NOTE: The exact specifics above could change slightly in the upcoming version of Med4Am, but I believe it should be pretty close.
UPDATE x2:
I wasn’t originally intending this to turn into a full-out MFA/Med4Am diary, but since it’s become that in the comments, here’s the links to the actual legislative text of the current House MFA bill, Senate MFA bill and House Med4Am bills:
Note that the current Med4Am version includes deductibles and tops out at 9.69% of income for premiums; the upcoming revised version eliminates deductibles and tops out at 9.0% of income.
Note that the current Bernie MFA version doesn’t include Long-Term Support Services; he’s supposedly adding this to an upcoming revised version.
There may be other changes to each as well.
As for the “no duplication of services” issue, here’s the full wording from the Senate version:
SEC. 107. PROHIBITION AGAINST DUPLICATING COVERAGE.
(a) In General.—Beginning on the effective date described in section 106(a), it shall be unlawful for—
(1) a private health insurer to sell health insurance coverage that duplicates the benefits provided under this Act; or
(2) an employer to provide benefits for an employee, former employee, or the dependents of an employee or former employee that duplicate the benefits provided under this Act.
Here’s the part which leaves some wiggle room for “supplemental” insurance:
(b) Construction.—Nothing in this Act shall be construed as prohibiting the sale of health insurance coverage for any additional benefits not covered by this Act, including additional benefits that an employer may provide to employees or their dependents, or to former employees or their dependents.
OK, so anything covered by MFA can’t be covered by any private insurance. Let’s see what is covered by MFA:
SEC. 201. COMPREHENSIVE BENEFITS.
(a) In General.—Subject to the other provisions of this title and titles IV through IX, individuals enrolled for benefits under this Act are entitled to have payment made by the Secretary to an eligible provider for the following items and services if medically necessary or appropriate for the maintenance of health or for the diagnosis, treatment, or rehabilitation of a health condition:
(1) Hospital services, including inpatient and outpatient hospital care, including 24-hour-a-day emergency services and inpatient prescription drugs.

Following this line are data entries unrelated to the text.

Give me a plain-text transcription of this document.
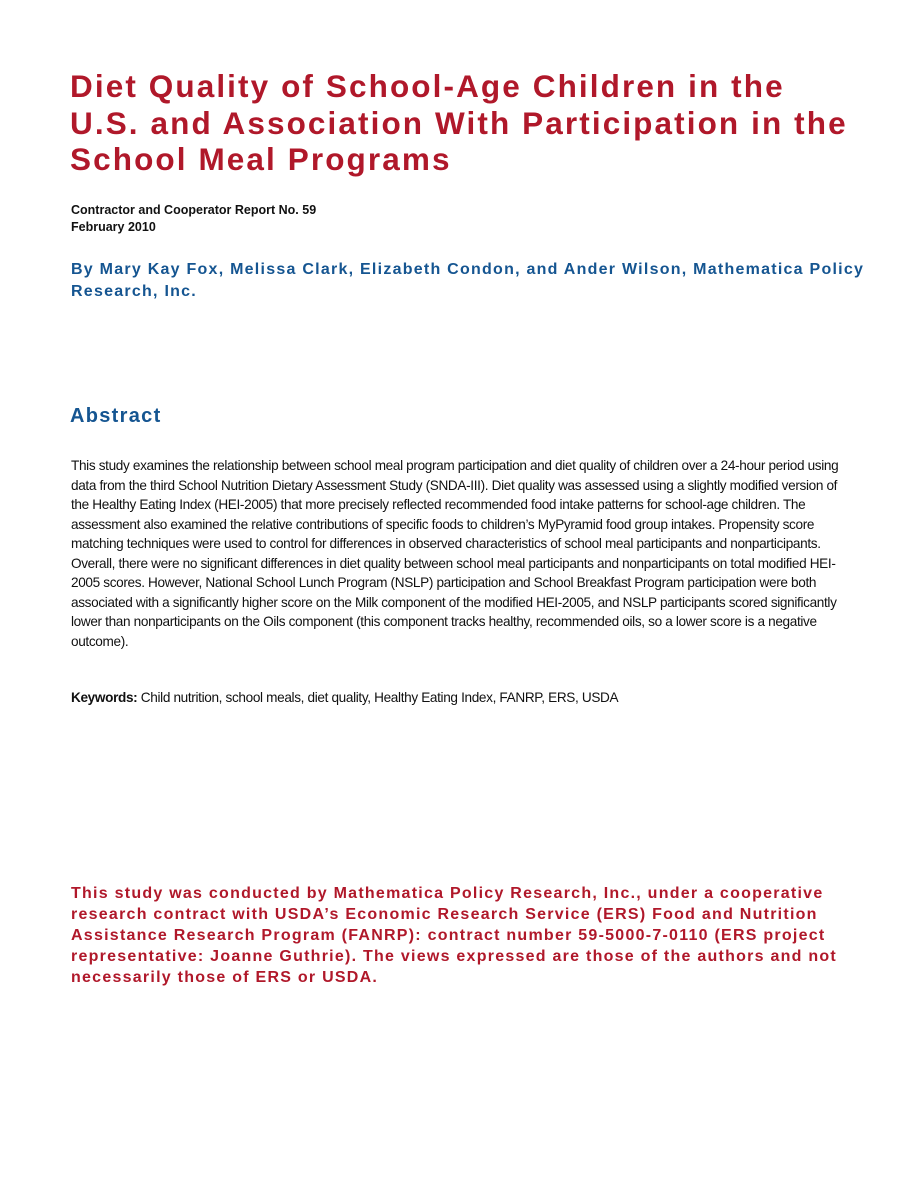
Diet Quality of School-Age Children in the U.S. and Association With Participation in the School Meal Programs
Contractor and Cooperator Report No. 59
February 2010
By Mary Kay Fox, Melissa Clark, Elizabeth Condon, and Ander Wilson, Mathematica Policy Research, Inc.
Abstract

This study examines the relationship between school meal program participation and diet quality of children over a 24-hour period using data from the third School Nutrition Dietary Assessment Study (SNDA-III). Diet quality was assessed using a slightly modified version of the Healthy Eating Index (HEI-2005) that more precisely reflected recommended food intake patterns for school-age children. The assessment also examined the relative contributions of specific foods to children’s MyPyramid food group intakes. Propensity score matching techniques were used to control for differences in observed characteristics of school meal participants and nonparticipants. Overall, there were no significant differences in diet quality between school meal participants and nonparticipants on total modified HEI-2005 scores. However, National School Lunch Program (NSLP) participation and School Breakfast Program participation were both associated with a significantly higher score on the Milk component of the modified HEI-2005, and NSLP participants scored significantly lower than nonparticipants on the Oils component (this component tracks healthy, recommended oils, so a lower score is a negative outcome).

Keywords: Child nutrition, school meals, diet quality, Healthy Eating Index, FANRP, ERS, USDA

This study was conducted by Mathematica Policy Research, Inc., under a cooperative research contract with USDA’s Economic Research Service (ERS) Food and Nutrition Assistance Research Program (FANRP): contract number 59-5000-7-0110 (ERS project representative: Joanne Guthrie). The views expressed are those of the authors and not necessarily those of ERS or USDA.
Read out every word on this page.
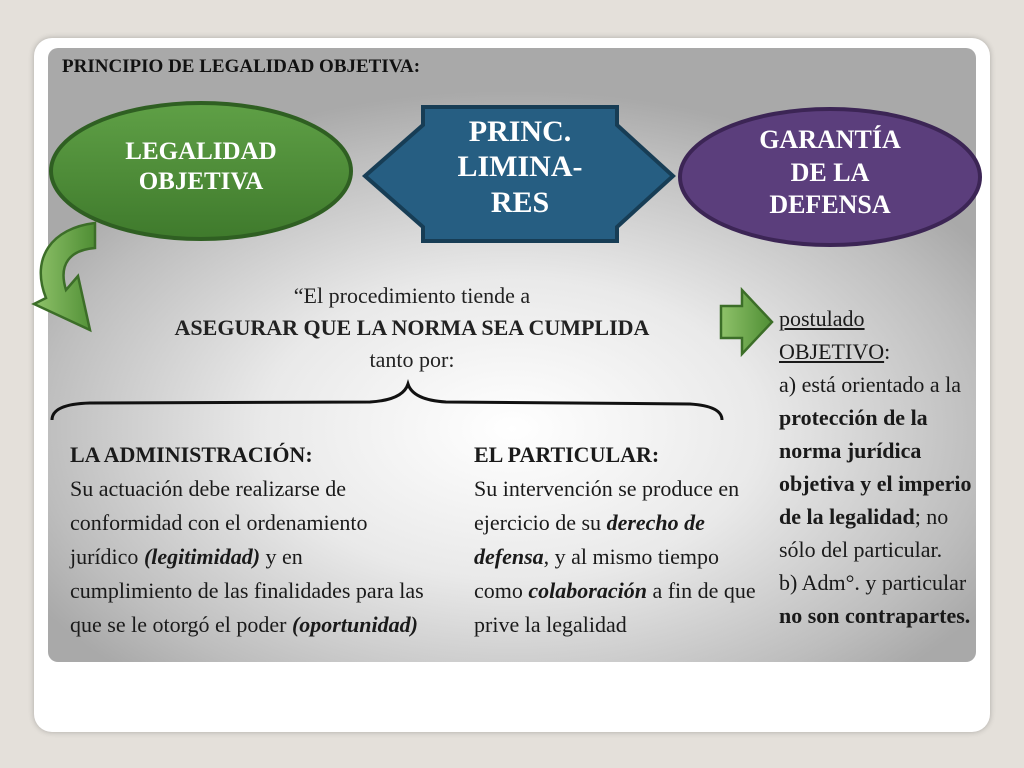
PRINCIPIO DE LEGALIDAD OBJETIVA:
LEGALIDAD
OBJETIVA
PRINC.
LIMINA-
RES
GARANTÍA
DE LA
DEFENSA
“El procedimiento tiende a
ASEGURAR QUE LA NORMA SEA CUMPLIDA
tanto por:
LA ADMINISTRACIÓN:
Su actuación debe realizarse de conformidad con el ordenamiento jurídico (legitimidad) y en cumplimiento de las finalidades para las que se le otorgó el poder (oportunidad)
EL PARTICULAR:
Su intervención se produce en ejercicio de su derecho de defensa, y al mismo tiempo como colaboración a fin de que prive la legalidad
postulado
OBJETIVO:
a) está orientado a la protección de la norma jurídica objetiva y el imperio de la legalidad; no sólo del particular.
b) Adm°. y particular no son contrapartes.
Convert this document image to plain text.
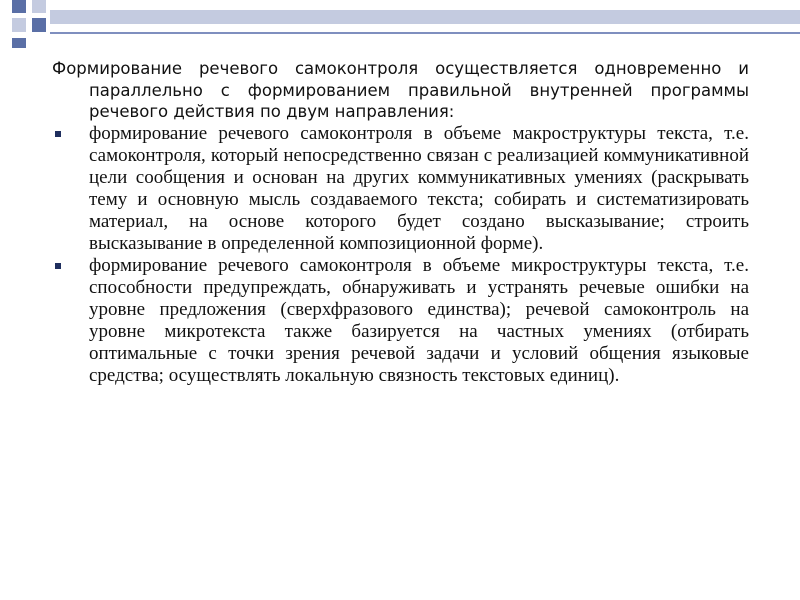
Формирование речевого самоконтроля осуществляется одновременно и параллельно с формированием правильной внутренней программы речевого действия по двум направления:

формирование речевого самоконтроля в объеме макроструктуры текста, т.е. самоконтроля, который непосредственно связан с реализацией коммуникативной цели сообщения и основан на других коммуникативных умениях (раскрывать тему и основную мысль создаваемого текста; собирать и систематизировать материал, на основе которого будет создано высказывание; строить высказывание в определенной композиционной форме).
формирование речевого самоконтроля в объеме микроструктуры текста, т.е. способности предупреждать, обнаруживать и устранять речевые ошибки на уровне предложения (сверхфразового единства); речевой самоконтроль на уровне микротекста также базируется на частных умениях (отбирать оптимальные с точки зрения речевой задачи и условий общения языковые средства; осуществлять локальную связность текстовых единиц).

(2) Ambulatory patient services.
(3) Primary and preventive services, including chronic disease management.
(4) Prescription drugs, medical devices, biological products, including outpatient prescription drugs, medical devices, and biological products.
(5) Mental health and substance abuse treatment services, including inpatient care.

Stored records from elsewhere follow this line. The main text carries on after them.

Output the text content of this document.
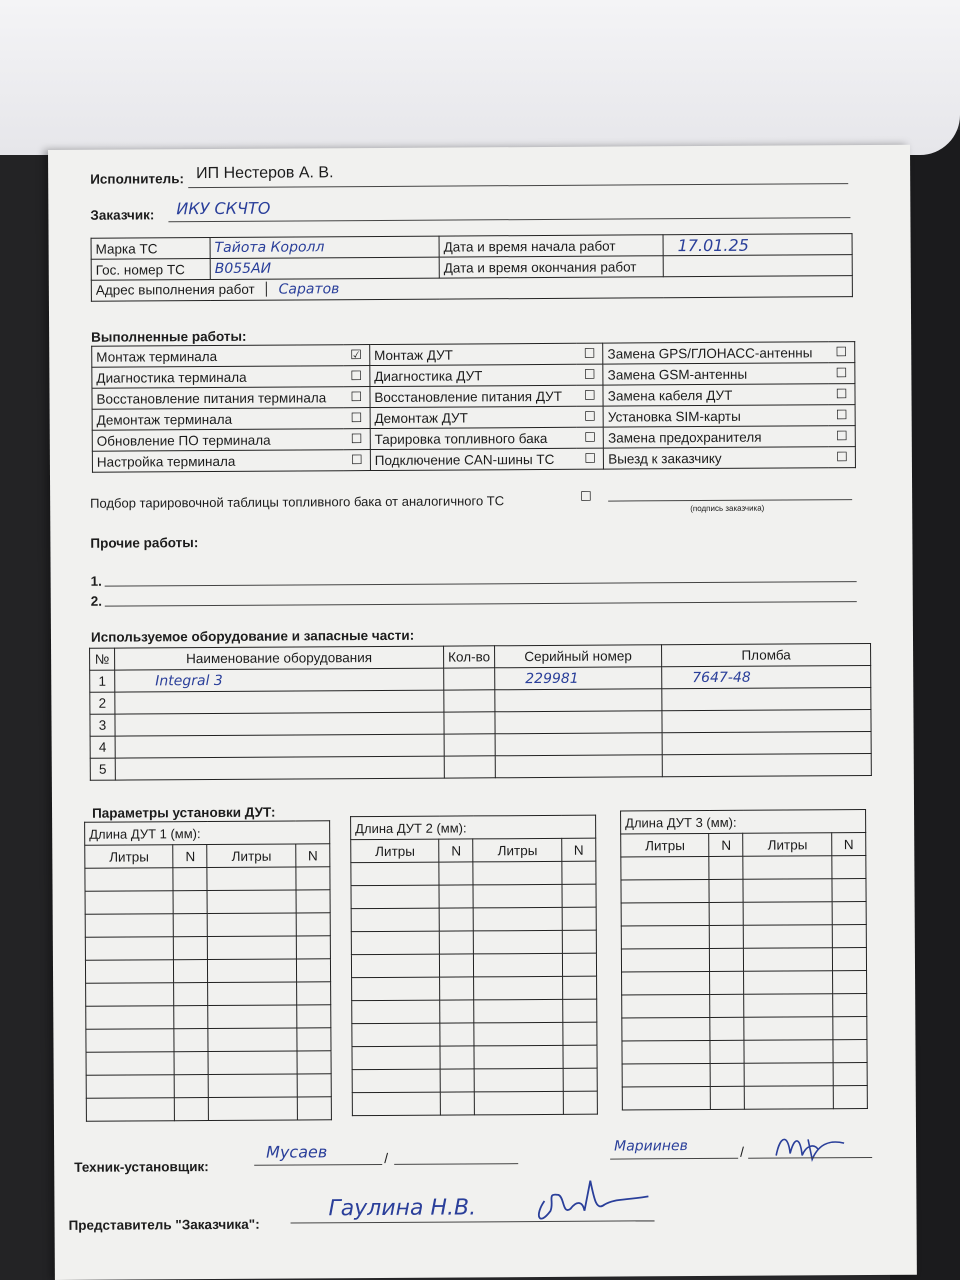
Исполнитель: ИП Нестеров А. В.
Заказчик: ИКУ СКЧТО
Марка ТС	Тайота Королл	Дата и время начала работ	17.01.25
Гос. номер ТС	В055АИ	Дата и время окончания работ	
Адрес выполнения работ Саратов			
Выполненные работы:
Монтаж терминала	☑	Монтаж ДУТ	☐	Замена GPS/ГЛОНАСС-антенны	☐
Диагностика терминала	☐	Диагностика ДУТ	☐	Замена GSM-антенны	☐
Восстановление питания терминала	☐	Восстановление питания ДУТ	☐	Замена кабеля ДУТ	☐
Демонтаж терминала	☐	Демонтаж ДУТ	☐	Установка SIM-карты	☐
Обновление ПО терминала	☐	Тарировка топливного бака	☐	Замена предохранителя	☐
Настройка терминала	☐	Подключение CAN-шины ТС	☐	Выезд к заказчику	☐
Подбор тарировочной таблицы топливного бака от аналогичного ТС	☐
(подпись заказчика)
Прочие работы:
1.
2.
Используемое оборудование и запасные части:
№	Наименование оборудования	Кол-во	Серийный номер	Пломба
1	Integral 3		229981	7647-48
2				
3				
4				
5				
Параметры установки ДУТ:
Длина ДУТ 1 (мм):			
Литры	N	Литры	N

Длина ДУТ 2 (мм):			
Литры	N	Литры	N

Длина ДУТ 3 (мм):			
Литры	N	Литры	N

Техник-установщик:
Мусаев	/
Мариинев	/
Представитель "Заказчика":
Гаулина Н.В.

(6) Laboratory and diagnostic services.
(7) Comprehensive reproductive, maternity, and newborn care.
(8) Pediatrics.
(9) Oral health, audiology, and vision services.
(10) Short-term rehabilitative and habilitative services and devices.

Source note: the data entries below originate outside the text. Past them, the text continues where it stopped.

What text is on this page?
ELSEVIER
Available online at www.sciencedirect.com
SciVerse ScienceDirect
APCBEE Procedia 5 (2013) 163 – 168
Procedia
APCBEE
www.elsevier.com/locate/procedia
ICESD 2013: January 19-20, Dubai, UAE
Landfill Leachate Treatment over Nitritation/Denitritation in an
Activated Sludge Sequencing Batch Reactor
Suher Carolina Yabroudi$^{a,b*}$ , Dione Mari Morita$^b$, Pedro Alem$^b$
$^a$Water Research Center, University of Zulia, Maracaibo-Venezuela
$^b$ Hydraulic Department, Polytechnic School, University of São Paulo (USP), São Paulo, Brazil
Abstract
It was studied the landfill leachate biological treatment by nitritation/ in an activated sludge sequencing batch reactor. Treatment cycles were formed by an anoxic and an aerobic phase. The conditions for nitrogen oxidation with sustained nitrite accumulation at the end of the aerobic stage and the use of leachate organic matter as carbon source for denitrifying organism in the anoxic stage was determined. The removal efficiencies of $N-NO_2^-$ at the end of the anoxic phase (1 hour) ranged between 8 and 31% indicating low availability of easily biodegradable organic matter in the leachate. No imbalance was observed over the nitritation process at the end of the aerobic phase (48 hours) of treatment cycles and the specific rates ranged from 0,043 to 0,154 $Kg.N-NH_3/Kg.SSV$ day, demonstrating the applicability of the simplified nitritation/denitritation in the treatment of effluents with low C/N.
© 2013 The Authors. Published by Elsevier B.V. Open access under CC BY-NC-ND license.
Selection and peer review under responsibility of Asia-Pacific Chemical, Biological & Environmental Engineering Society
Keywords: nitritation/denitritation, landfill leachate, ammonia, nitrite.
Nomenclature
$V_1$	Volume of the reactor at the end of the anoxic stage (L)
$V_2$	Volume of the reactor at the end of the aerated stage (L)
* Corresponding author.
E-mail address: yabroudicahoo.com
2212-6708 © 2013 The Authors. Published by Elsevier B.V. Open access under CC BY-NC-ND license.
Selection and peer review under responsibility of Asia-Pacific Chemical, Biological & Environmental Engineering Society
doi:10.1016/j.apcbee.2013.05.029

Notice that it doesn’t specify, for instance, how many hospital days are covered, or whether private rooms are covered. For vision services, it doesn’t say whether that includes designer frames or contact lenses, or just bare bones “Lennon” glasses. For all of these it just says “comprehensive” services as long as they’re “medically necessary or appropriate”.